Иисус не был экономически наивным экзальтированным человеком, который делал из нужды добродетель и религиозно приукрашивал бедность: нужда учит не только молиться, но и проклинать. Иисус не приукрашивает бедность, как и болезнь; он не дает опиума. Бедность, страдание, голод — это бедствие, а не блаженство. Он не провозглашает восторженную духовность, которая подавляет мысли о несправедливости или дешево утешает обещаниями посмертного воздаяния. С другой стороны, он не был фанатичным революционером, который насильственно за одну ночь желает уничтожить нищету — чаще всего, чтобы создать на ее месте новую. Он не выражает ненависти в адрес богачей, пусть даже и таких жестоких, как на тогдашнем Востоке. Он не был одним из тех насильственных благодетелей народа, которые только далее раскручивают спираль насилия и ответного насилия, вместо того чтобы разорвать ее. Конечно, он никоим образом не был согласен с существующими общественными отношениями. Однако он рассматривает окончательное решение совершенно иначе. Он взывает к бедным, страдающим, голодным посреди их бедствия: «спасение вам», «блаженны, счастливы вы!»

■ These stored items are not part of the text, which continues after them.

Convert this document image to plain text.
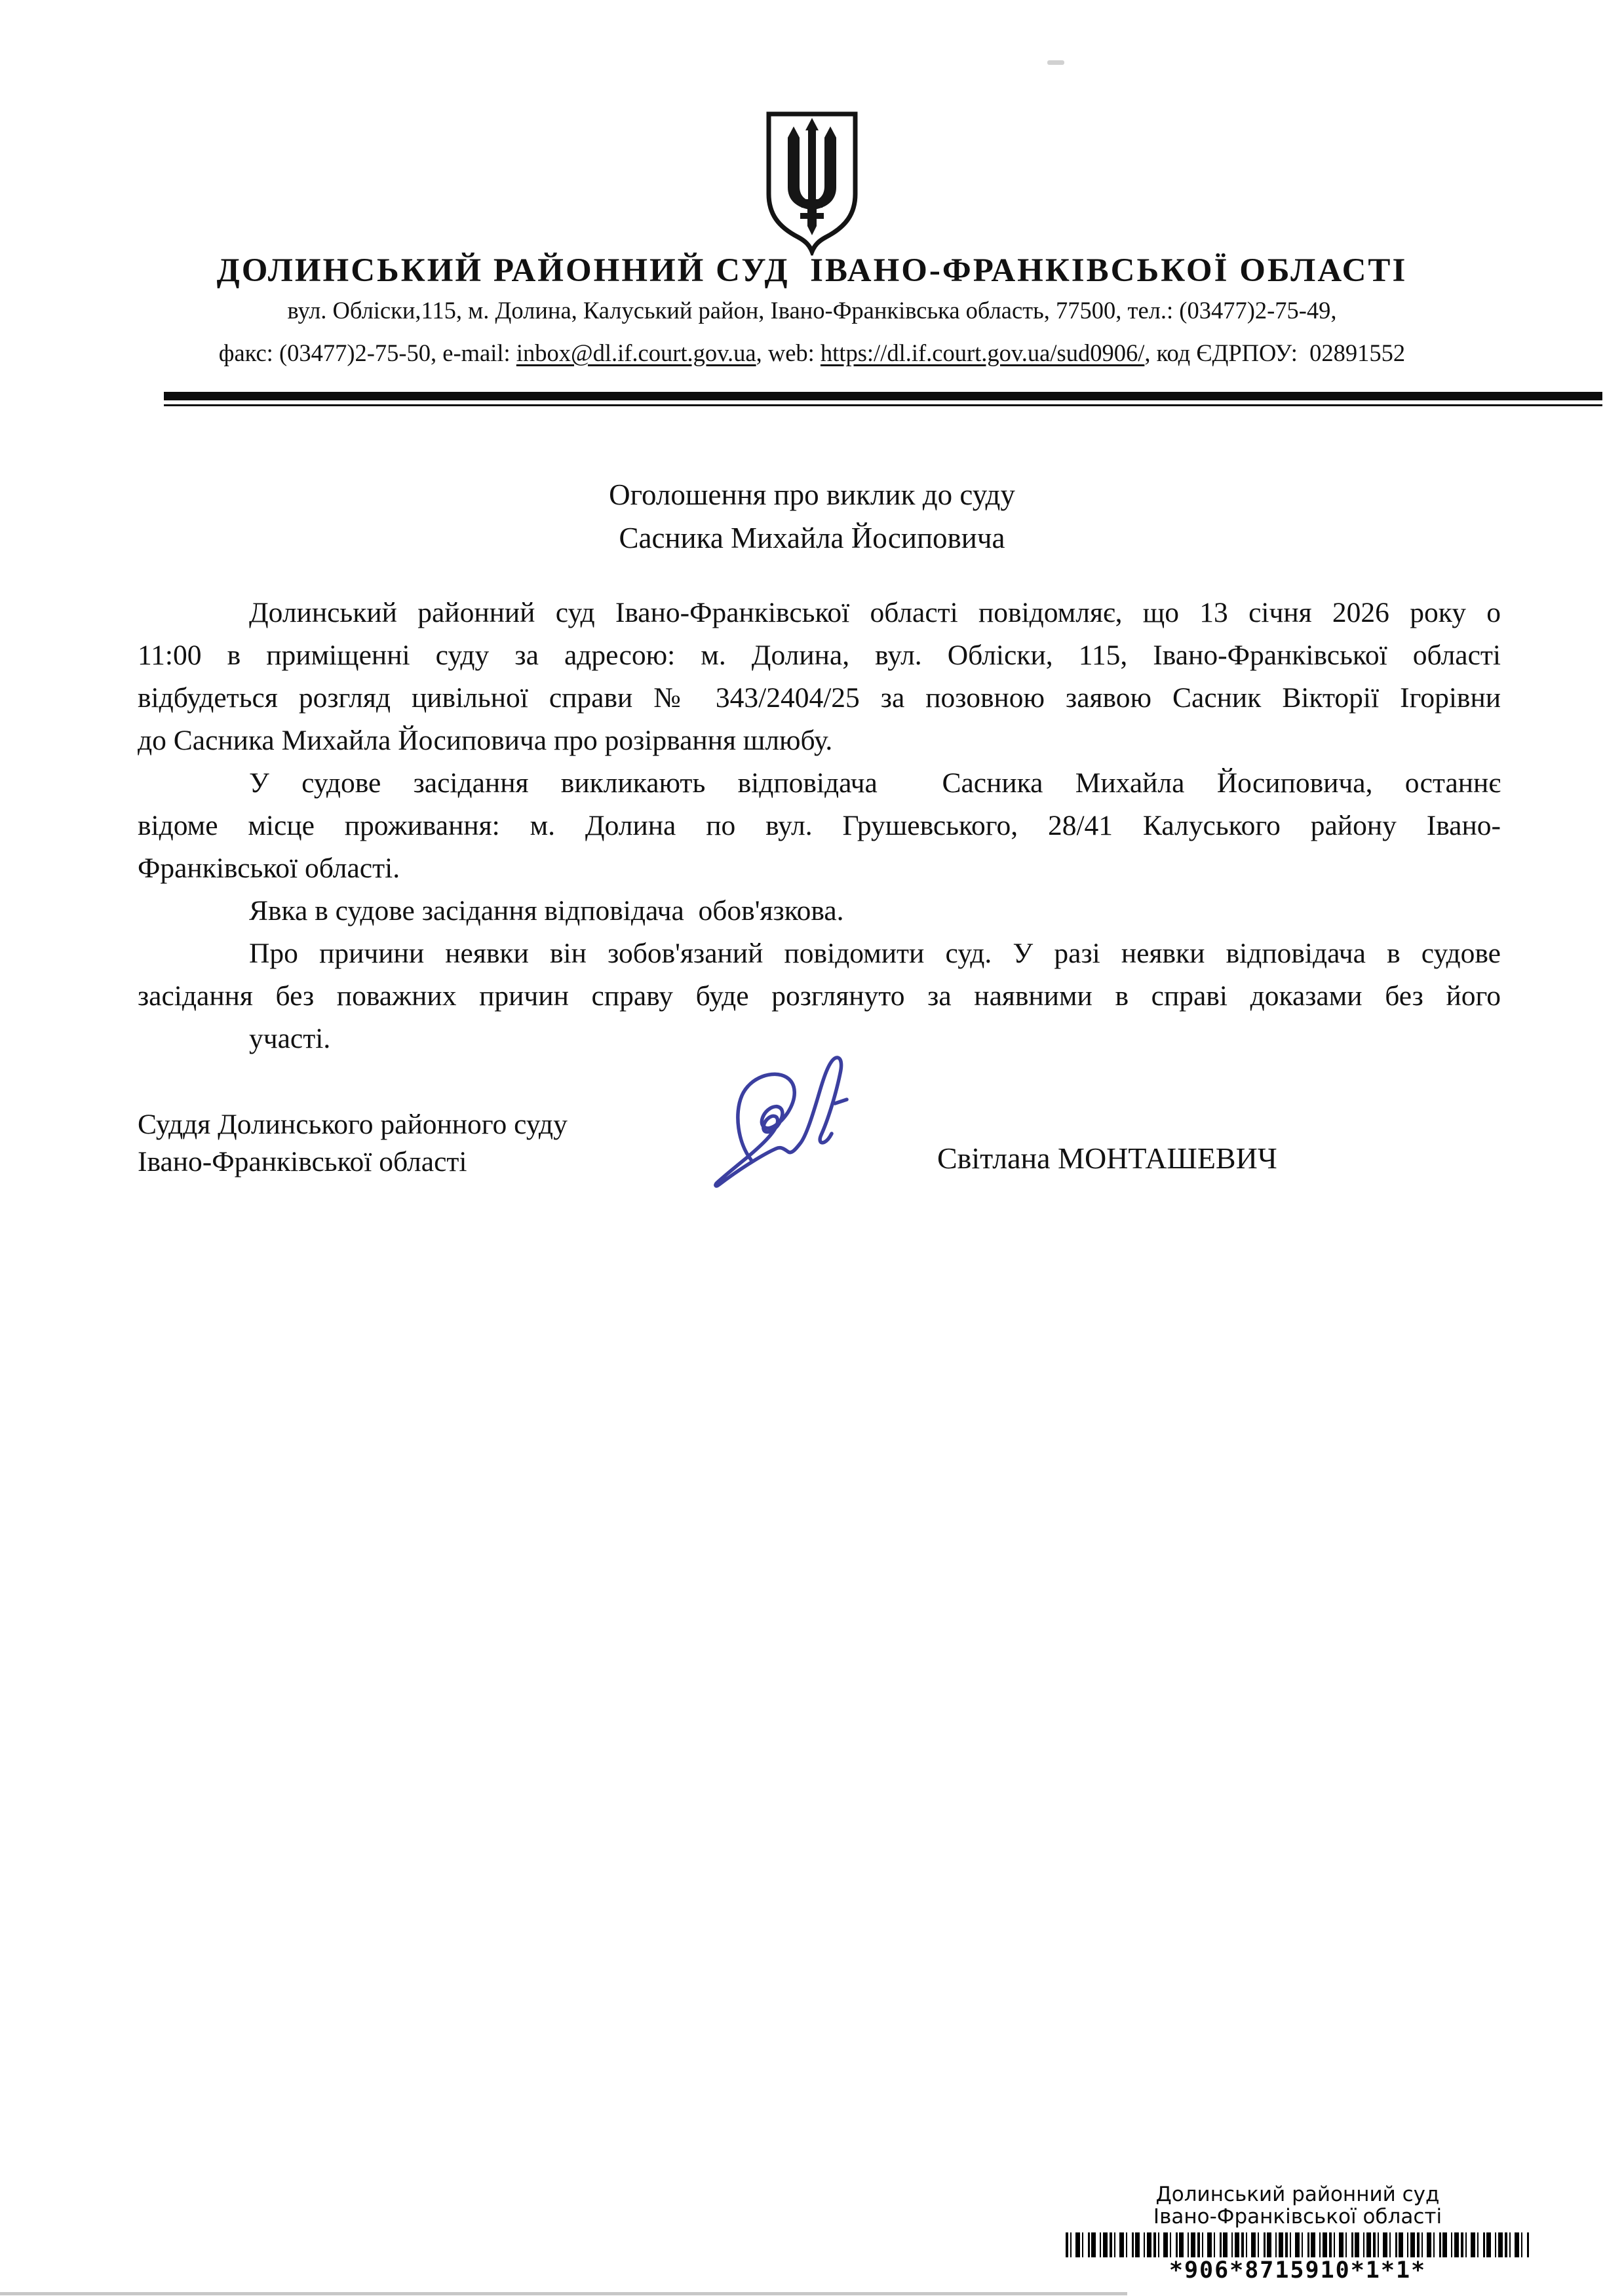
ДОЛИНСЬКИЙ РАЙОННИЙ СУД  ІВАНО-ФРАНКІВСЬКОЇ ОБЛАСТІ
вул. Обліски,115, м. Долина, Калуський район, Івано-Франківська область, 77500, тел.: (03477)2-75-49,
факс: (03477)2-75-50, e-mail: inbox@dl.if.court.gov.ua, web: https://dl.if.court.gov.ua/sud0906/, код ЄДРПОУ:  02891552
Оголошення про виклик до суду
Сасника Михайла Йосиповича
Долинський районний суд Івано-Франківської області повідомляє, що 13 січня 2026 року о
11:00 в приміщенні суду за адресою: м. Долина, вул. Обліски, 115, Івано-Франківської області
відбудеться розгляд цивільної справи № 343/2404/25 за позовною заявою Сасник Вікторії Ігорівни
до Сасника Михайла Йосиповича про розірвання шлюбу.
У судове засідання викликають відповідача  Сасника Михайла Йосиповича, останнє
відоме місце проживання: м. Долина по вул. Грушевського, 28/41 Калуського району Івано-
Франківської області.
Явка в судове засідання відповідача  обов'язкова.
Про причини неявки він зобов'язаний повідомити суд. У разі неявки відповідача в судове
засідання без поважних причин справу буде розглянуто за наявними в справі доказами без його
участі.
Суддя Долинського районного суду
Івано-Франківської області	Світлана МОНТАШЕВИЧ
Долинський районний суд
Івано-Франківської області
*906*8715910*1*1*
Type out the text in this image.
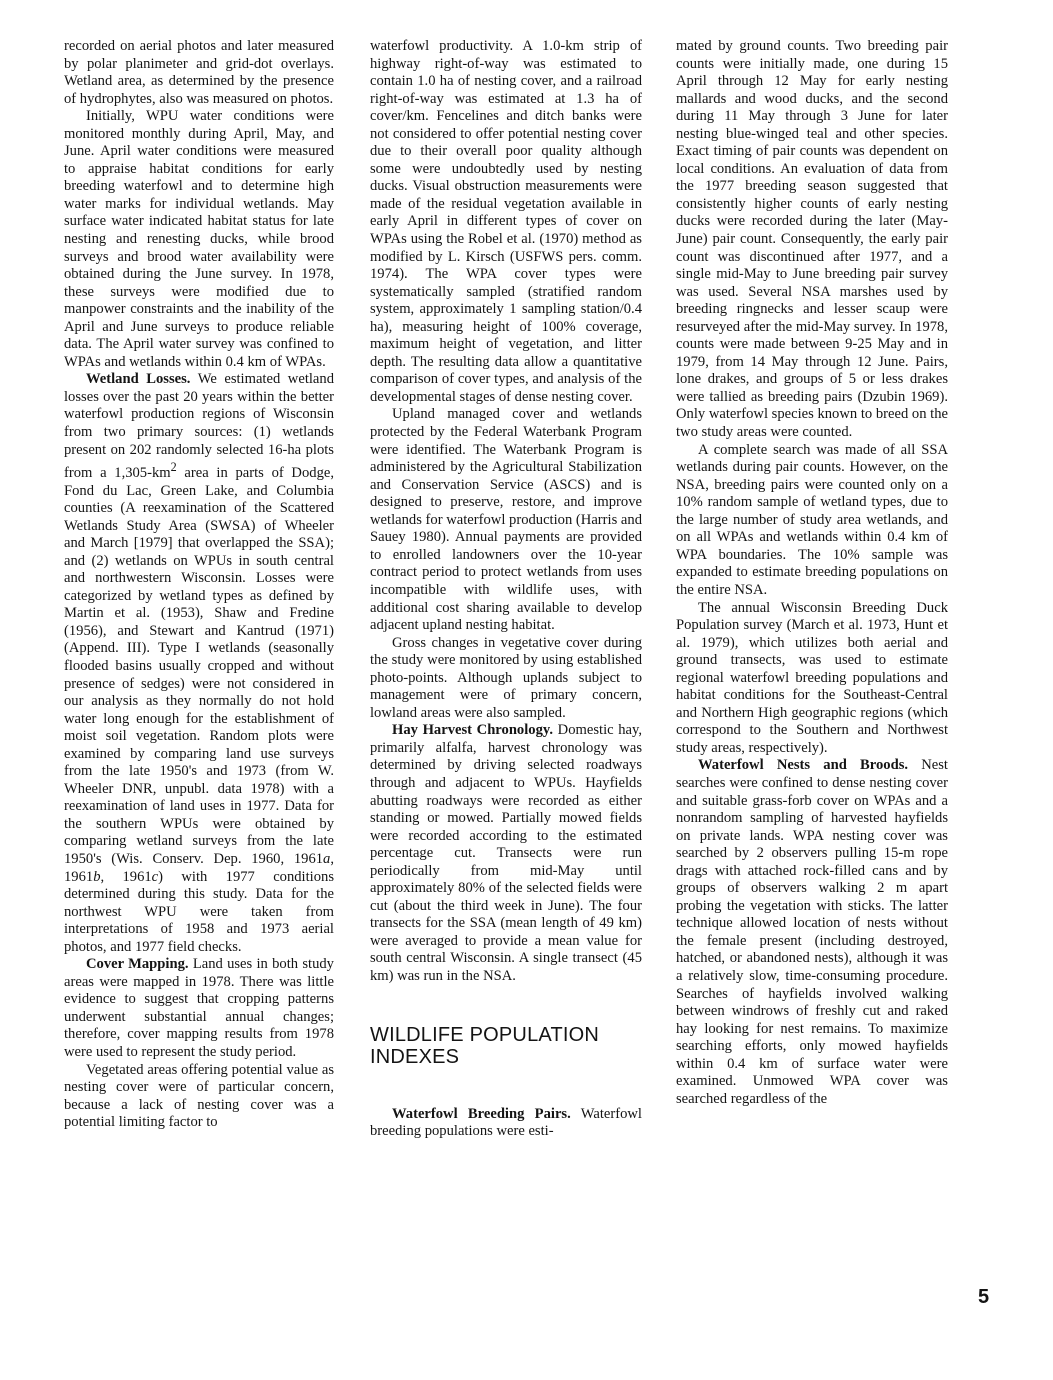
recorded on aerial photos and later measured by polar planimeter and grid-dot overlays. Wetland area, as determined by the presence of hydrophytes, also was measured on photos.

Initially, WPU water conditions were monitored monthly during April, May, and June. April water conditions were measured to appraise habitat conditions for early breeding waterfowl and to determine high water marks for individual wetlands. May surface water indicated habitat status for late nesting and renesting ducks, while brood surveys and brood water availability were obtained during the June survey. In 1978, these surveys were modified due to manpower constraints and the inability of the April and June surveys to produce reliable data. The April water survey was confined to WPAs and wetlands within 0.4 km of WPAs.

Wetland Losses. We estimated wetland losses over the past 20 years within the better waterfowl production regions of Wisconsin from two primary sources: (1) wetlands present on 202 randomly selected 16-ha plots from a $1,305-km^2$ area in parts of Dodge, Fond du Lac, Green Lake, and Columbia counties (A reexamination of the Scattered Wetlands Study Area (SWSA) of Wheeler and March [1979] that overlapped the SSA); and (2) wetlands on WPUs in south central and northwestern Wisconsin. Losses were categorized by wetland types as defined by Martin et al. (1953), Shaw and Fredine (1956), and Stewart and Kantrud (1971) (Append. III). Type I wetlands (seasonally flooded basins usually cropped and without presence of sedges) were not considered in our analysis as they normally do not hold water long enough for the establishment of moist soil vegetation. Random plots were examined by comparing land use surveys from the late 1950's and 1973 (from W. Wheeler DNR, unpubl. data 1978) with a reexamination of land uses in 1977. Data for the southern WPUs were obtained by comparing wetland surveys from the late 1950's (Wis. Conserv. Dep. 1960, 1961a, 1961b, 1961c) with 1977 conditions determined during this study. Data for the northwest WPU were taken from interpretations of 1958 and 1973 aerial photos, and 1977 field checks.

Cover Mapping. Land uses in both study areas were mapped in 1978. There was little evidence to suggest that cropping patterns underwent substantial annual changes; therefore, cover mapping results from 1978 were used to represent the study period.

Vegetated areas offering potential value as nesting cover were of particular concern, because a lack of nesting cover was a potential limiting factor to

waterfowl productivity. A 1.0-km strip of highway right-of-way was estimated to contain 1.0 ha of nesting cover, and a railroad right-of-way was estimated at 1.3 ha of cover/km. Fencelines and ditch banks were not considered to offer potential nesting cover due to their overall poor quality although some were undoubtedly used by nesting ducks. Visual obstruction measurements were made of the residual vegetation available in early April in different types of cover on WPAs using the Robel et al. (1970) method as modified by L. Kirsch (USFWS pers. comm. 1974). The WPA cover types were systematically sampled (stratified random system, approximately 1 sampling station/0.4 ha), measuring height of 100% coverage, maximum height of vegetation, and litter depth. The resulting data allow a quantitative comparison of cover types, and analysis of the developmental stages of dense nesting cover.

Upland managed cover and wetlands protected by the Federal Waterbank Program were identified. The Waterbank Program is administered by the Agricultural Stabilization and Conservation Service (ASCS) and is designed to preserve, restore, and improve wetlands for waterfowl production (Harris and Sauey 1980). Annual payments are provided to enrolled landowners over the 10-year contract period to protect wetlands from uses incompatible with wildlife uses, with additional cost sharing available to develop adjacent upland nesting habitat.

Gross changes in vegetative cover during the study were monitored by using established photo-points. Although uplands subject to management were of primary concern, lowland areas were also sampled.

Hay Harvest Chronology. Domestic hay, primarily alfalfa, harvest chronology was determined by driving selected roadways through and adjacent to WPUs. Hayfields abutting roadways were recorded as either standing or mowed. Partially mowed fields were recorded according to the estimated percentage cut. Transects were run periodically from mid-May until approximately 80% of the selected fields were cut (about the third week in June). The four transects for the SSA (mean length of 49 km) were averaged to provide a mean value for south central Wisconsin. A single transect (45 km) was run in the NSA.

WILDLIFE POPULATION INDEXES

Waterfowl Breeding Pairs. Waterfowl breeding populations were esti-

mated by ground counts. Two breeding pair counts were initially made, one during 15 April through 12 May for early nesting mallards and wood ducks, and the second during 11 May through 3 June for later nesting blue-winged teal and other species. Exact timing of pair counts was dependent on local conditions. An evaluation of data from the 1977 breeding season suggested that consistently higher counts of early nesting ducks were recorded during the later (May-June) pair count. Consequently, the early pair count was discontinued after 1977, and a single mid-May to June breeding pair survey was used. Several NSA marshes used by breeding ringnecks and lesser scaup were resurveyed after the mid-May survey. In 1978, counts were made between 9-25 May and in 1979, from 14 May through 12 June. Pairs, lone drakes, and groups of 5 or less drakes were tallied as breeding pairs (Dzubin 1969). Only waterfowl species known to breed on the two study areas were counted.

A complete search was made of all SSA wetlands during pair counts. However, on the NSA, breeding pairs were counted only on a 10% random sample of wetland types, due to the large number of study area wetlands, and on all WPAs and wetlands within 0.4 km of WPA boundaries. The 10% sample was expanded to estimate breeding populations on the entire NSA.

The annual Wisconsin Breeding Duck Population survey (March et al. 1973, Hunt et al. 1979), which utilizes both aerial and ground transects, was used to estimate regional waterfowl breeding populations and habitat conditions for the Southeast-Central and Northern High geographic regions (which correspond to the Southern and Northwest study areas, respectively).

Waterfowl Nests and Broods. Nest searches were confined to dense nesting cover and suitable grass-forb cover on WPAs and a nonrandom sampling of harvested hayfields on private lands. WPA nesting cover was searched by 2 observers pulling 15-m rope drags with attached rock-filled cans and by groups of observers walking 2 m apart probing the vegetation with sticks. The latter technique allowed location of nests without the female present (including destroyed, hatched, or abandoned nests), although it was a relatively slow, time-consuming procedure. Searches of hayfields involved walking between windrows of freshly cut and raked hay looking for nest remains. To maximize searching efforts, only mowed hayfields within 0.4 km of surface water were examined. Unmowed WPA cover was searched regardless of the

5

Счастье бедных, счастье несчастных? Блаженства нельзя понимать как общие правила, понятные каждому, действенные повсюду и во все времена: как если бы любая бедность, любое страдание, любое бедствие автоматически гарантировало достижение неба и даже неба на земле! Их следует понимать как обещание: обетование, которое исполняется для того, кто не только нейтрально слушает его, но доверительно усваивает. Для такого человека будущее Бога уже вторгается в его жизнь, уже сейчас оно приносит утешение, наследие, удовлетворение. Куда бы он ни пришел, Бог уже прежде находится там. В доверии этому предсуществующему Богу его ситуация изменяется уже сейчас: уже сейчас он может жить иначе, он становится способным к новому действию, к безграничной готовности помочь без мысли о престиже и зависти тем, кто имеет больше. Любовь означает не просто пассивное ожидание.

Именно поскольку верующий наперед знает о своем Боге, он может активно действовать и одновременно во всей активности и вовлеченности достигать поразительно невозмутимой беззаботности: беззаботности, которая — подобно небесным птицам и полевым лилиям, — доверяя заботливому Богу и взирая на радостное будущее, не думает о пище и одежде, как и вообще о завтрашнем дне. Эта «простая» жизнь особенно импонировала в Иисусе Генри Миллеру (Miller). Конечно, тогда в стране и в эпоху Иисуса, ввиду аграрной культуры и климата, нужда в одежде была невелика, жилищный вопрос не стоял остро, пропитание в случае нужды можно было найти на поле. Поэтому можно было практически жить на подножном корму и молиться: хлеб наш насущный дай нам днесь! Именно так пытались подражать этим словам Франциск Ассизский и его первые братья.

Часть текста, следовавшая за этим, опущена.